Autour du lac du Bourget, Aix-les-Bains concentre la majorité des locations et hôtels, avec un accès rapide aux plages et à la gare. C’est un bon point de chute pour un séjour qui mélange ville, lac et excursions à la journée.
Pour la randonnée dans le Beaufortain ou la Vanoise, mieux vaut loger directement dans un village d’altitude (Beaufort, Peisey-Nancroix) plutôt qu’en vallée, pour limiter les trajets en voiture avant chaque départ de sentier.
Les gîtes de village se réservent souvent plusieurs semaines à l’avance en juillet-août dans le Beaufortain, faute d’un grand nombre de lits disponibles hors stations de ski. Réserver dès le printemps évite de se retrouver limité aux hôtels de vallée.
En résumé
La Savoie hors saison de ski offre un terrain de jeu complet entre juin et septembre : des lacs pour se détendre, quatre massifs de randonnée aux ambiances très différentes, et des villages qui gardent leur caractère loin de la foule des grandes stations.
Le choix du secteur compte autant que celui de la période : un lac de vallée pour un séjour tranquille en famille, un village d’altitude pour enchaîner les sentiers dès le matin. Le budget reste, dans les deux cas, plus accessible qu’un séjour au ski.
Quelle est la meilleure période pour visiter la Savoie hors ski ?
Juin à septembre reste la fenêtre la plus fiable, avec juillet-août pour les grands lacs et septembre pour des sentiers nettement moins fréquentés.
Peut-on visiter la Savoie sans voiture ?
Chambéry et Aix-les-Bains sont accessibles en train et permettent de rayonner sur le lac du Bourget, mais les villages de montagne et la plupart des sentiers de randonnée restent difficiles d’accès sans véhicule.
Combien de jours prévoir pour un premier séjour en Savoie ?
Une semaine permet de combiner un ou deux jours de lac, deux à trois jours de randonnée dans un même massif et une journée de visite patrimoniale, sans enchaîner les trajets.

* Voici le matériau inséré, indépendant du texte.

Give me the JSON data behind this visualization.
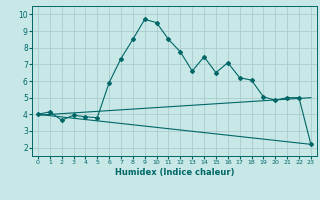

Le parc national de la Vanoise est-il adapté aux familles ?
Oui pour les sentiers de basse vallée autour des lacs, qui restent courts et peu pentus. Les traversées en altitude, en revanche, demandent une expérience de marche en montagne.
Faut-il réserver son hébergement longtemps à l’avance ?
Dans les villages de montagne les plus recherchés du Beaufortain, oui, dès le printemps pour un séjour en juillet-août. Autour du lac du Bourget, le choix d’hébergements plus large laisse davantage de marge.